Мы узнали его мужество и верность в двух критических ситуациях. Его добродушие контрастировало с просительной манерой, унаследованной от отца, лицо которого было изъедено алчностью. Турки постоянно беспокоился о том, чтобы все считали его мужчиной среди мужчин; и он всегда искал случая совершить что-нибудь дерзкое и чудесное, чтобы похвастаться своей храбростью перед девушками своего племени. Он сверх меры обрадовался новому шелковому платью, что я подарил ему за обедом, и, чтобы показать его, дважды прошелся по палаточному поселку без покрывала, подкатываясь к тем, кто казался вялым после нашей встречи.
Глава LXXIV
Стемнело задолго до того, как наш караван оставил Баир, напившись. Мы, вожди, ждали дольше, пока зебн не будут готовы. Приготовления Мифлеха включали визит к Эссаду, предполагаемому предку клана, то есть к его богато украшенному захоронению около могилы Аннада. Бени-сахр были уже достаточно оседлыми, чтобы принять предрассудки семитских деревень — священные места, святые деревья и захоронения. Шейх Мифлех думал, что сделает этот случай верным, если добавит еще один головной шнур к пестрой коллекции шнуров, обернутых вокруг надгробного камня над головой Эссада, и, что характерно, попросил нас обеспечить ему это подношение. Я вручил ему один из моих, богатый, красно-серебряный, шелковый, из Мекки, заметив, что благодать пребудет с дающим. Бережливый Мифлех всучил мне в обмен полгроша, чтобы это считалось покупкой; а когда я проходил мимо несколько недель спустя и увидел, что украшение исчезло, он громко проклинал при мне святотатство какого-то безбожного шерари, ограбившего его предка. Турки мог бы рассказать об этом больше.

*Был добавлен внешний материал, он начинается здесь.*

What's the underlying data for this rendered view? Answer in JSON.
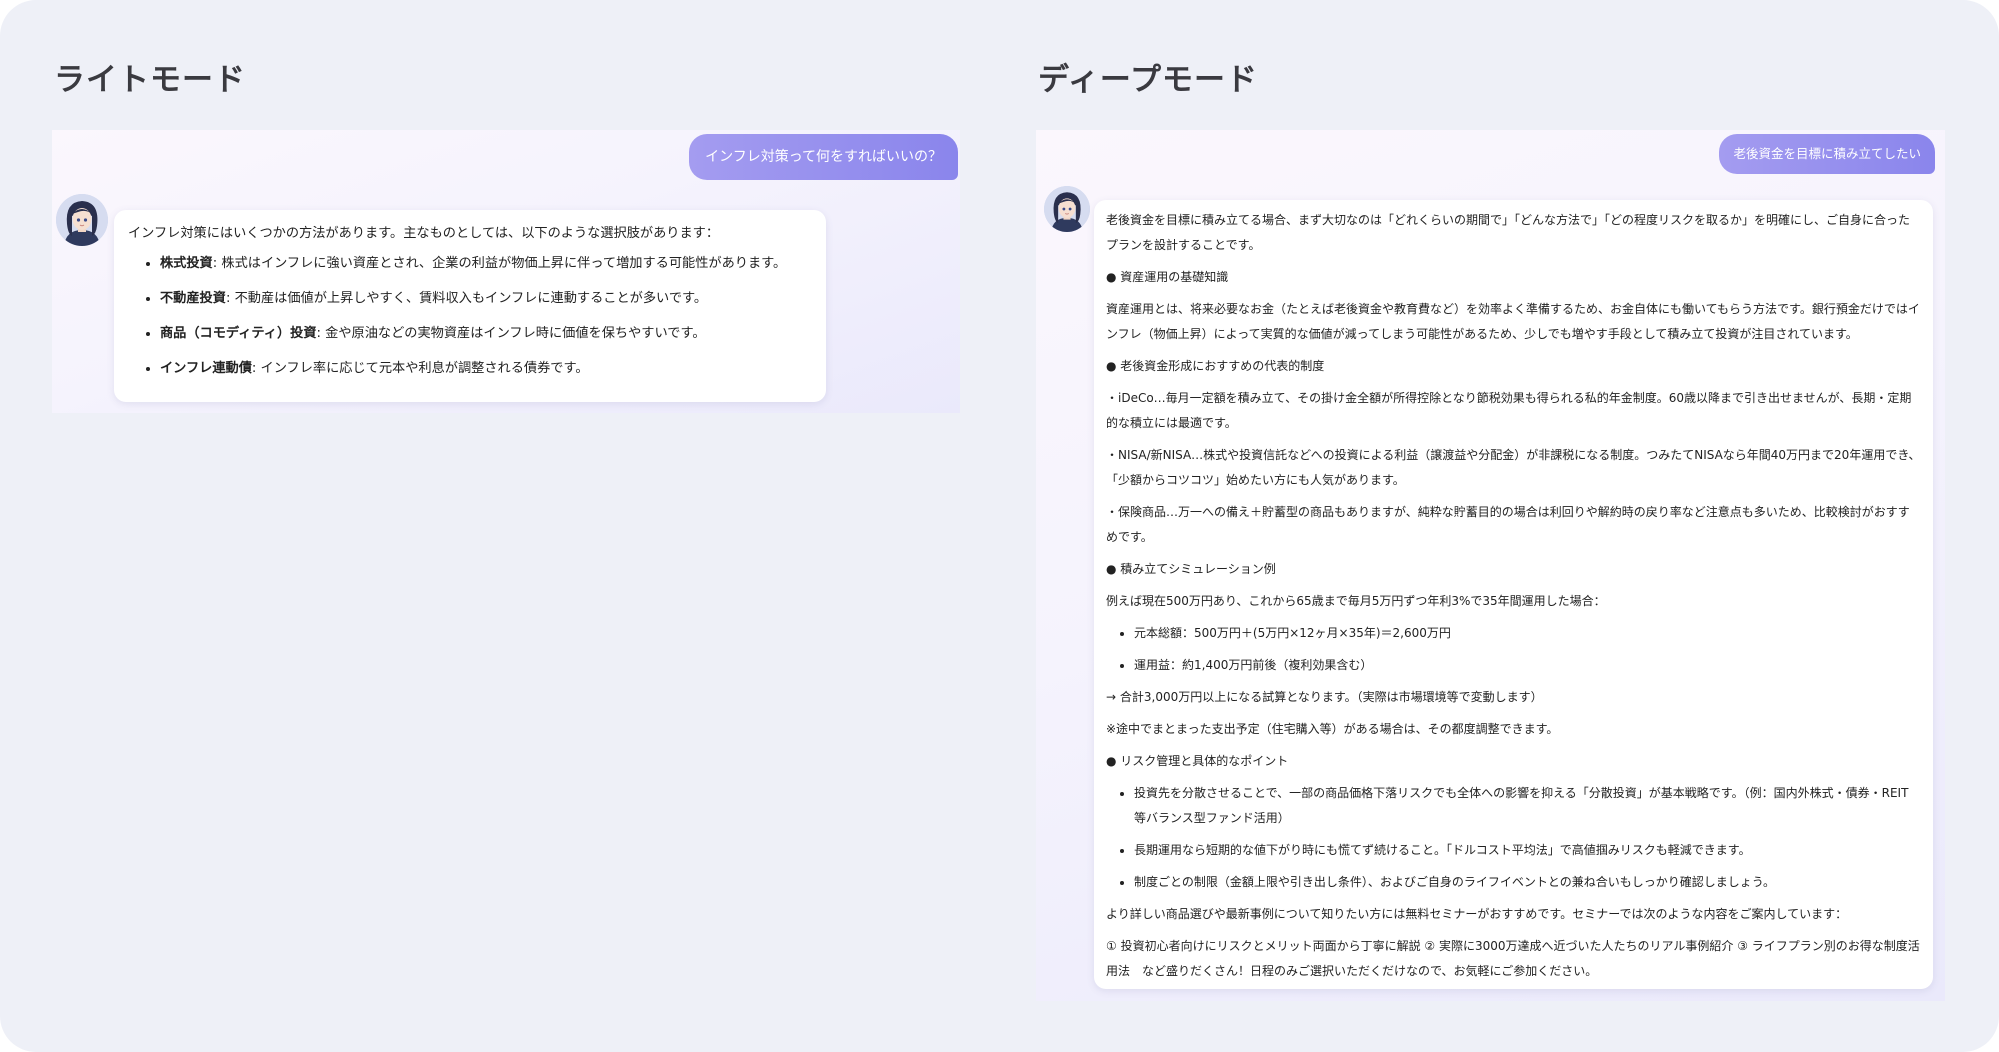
{
  "light": {
    "title": "ライトモード",
    "question": "インフレ対策って何をすればいいの？",
    "intro": "インフレ対策にはいくつかの方法があります。主なものとしては、以下のような選択肢があります：",
    "items": [
      {
        "term": "株式投資",
        "desc": ": 株式はインフレに強い資産とされ、企業の利益が物価上昇に伴って増加する可能性があります。"
      },
      {
        "term": "不動産投資",
        "desc": ": 不動産は価値が上昇しやすく、賃料収入もインフレに連動することが多いです。"
      },
      {
        "term": "商品（コモディティ）投資",
        "desc": ": 金や原油などの実物資産はインフレ時に価値を保ちやすいです。"
      },
      {
        "term": "インフレ連動債",
        "desc": ": インフレ率に応じて元本や利息が調整される債券です。"
      }
    ]
  },
  "deep": {
    "title": "ディープモード",
    "question": "老後資金を目標に積み立てしたい",
    "intro": "老後資金を目標に積み立てる場合、まず大切なのは「どれくらいの期間で」「どんな方法で」「どの程度リスクを取るか」を明確にし、ご自身に合ったプランを設計することです。",
    "h1": "● 資産運用の基礎知識",
    "p1": "資産運用とは、将来必要なお金（たとえば老後資金や教育費など）を効率よく準備するため、お金自体にも働いてもらう方法です。銀行預金だけではインフレ（物価上昇）によって実質的な価値が減ってしまう可能性があるため、少しでも増やす手段として積み立て投資が注目されています。",
    "h2": "● 老後資金形成におすすめの代表的制度",
    "p2": "・iDeCo…毎月一定額を積み立て、その掛け金全額が所得控除となり節税効果も得られる私的年金制度。60歳以降まで引き出せませんが、長期・定期的な積立には最適です。",
    "p3": "・NISA/新NISA…株式や投資信託などへの投資による利益（譲渡益や分配金）が非課税になる制度。つみたてNISAなら年間40万円まで20年運用でき、「少額からコツコツ」始めたい方にも人気があります。",
    "p4": "・保険商品…万一への備え＋貯蓄型の商品もありますが、純粋な貯蓄目的の場合は利回りや解約時の戻り率など注意点も多いため、比較検討がおすすめです。",
    "h3": "● 積み立てシミュレーション例",
    "p5": "例えば現在500万円あり、これから65歳まで毎月5万円ずつ年利3%で35年間運用した場合：",
    "sim": [
      "元本総額：500万円＋(5万円×12ヶ月×35年)＝2,600万円",
      "運用益：約1,400万円前後（複利効果含む）"
    ],
    "p6": "→ 合計3,000万円以上になる試算となります。（実際は市場環境等で変動します）",
    "p7": "※途中でまとまった支出予定（住宅購入等）がある場合は、その都度調整できます。",
    "h4": "● リスク管理と具体的なポイント",
    "risk": [
      "投資先を分散させることで、一部の商品価格下落リスクでも全体への影響を抑える「分散投資」が基本戦略です。（例：国内外株式・債券・REIT 等バランス型ファンド活用）",
      "長期運用なら短期的な値下がり時にも慌てず続けること。「ドルコスト平均法」で高値掴みリスクも軽減できます。",
      "制度ごとの制限（金額上限や引き出し条件）、およびご自身のライフイベントとの兼ね合いもしっかり確認しましょう。"
    ],
    "p8": "より詳しい商品選びや最新事例について知りたい方には無料セミナーがおすすめです。セミナーでは次のような内容をご案内しています：",
    "p9": "① 投資初心者向けにリスクとメリット両面から丁寧に解説 ② 実際に3000万達成へ近づいた人たちのリアル事例紹介 ③ ライフプラン別のお得な制度活用法　など盛りだくさん！日程のみご選択いただくだけなので、お気軽にご参加ください。"
  },
  "colors": {
    "background": "#eef0f7",
    "user_bubble": "#8f8aee",
    "title_text": "#3a3a40"
  }
}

Крутая старая тропа вывела нас из вади Баир. У гребня хребта мы нашли остальных, расположившихся лагерем на ночь вокруг костра, но на этот раз не было ни разговоров, ни кофе. Мы лежали близко друг к другу, затаившись и напрягая уши, чтобы расслышать трескотню пушек Алленби. Они говорили красноречиво; и от их пальбы запад вспыхивал молниями.
На следующий день мы прошли слева от Тляйтахват, «Трех сестер», белых чистых вершин, которые отмечали, как ориентир, высокий водораздел, лежащий за день пути отсюда, и спустились по мягким покатым склонам за ними. Нежное ноябрьское утро обладало мягкостью английского лета, но его красоту пришлось отогнать от себя. Я тратил свободное время на привалах и ехал на переходах среди бени-сахр, которые приучали мое ухо к своему диалекту и наполняли мою память замечаниями о племени, семейных или личных делах, что вырывались у них.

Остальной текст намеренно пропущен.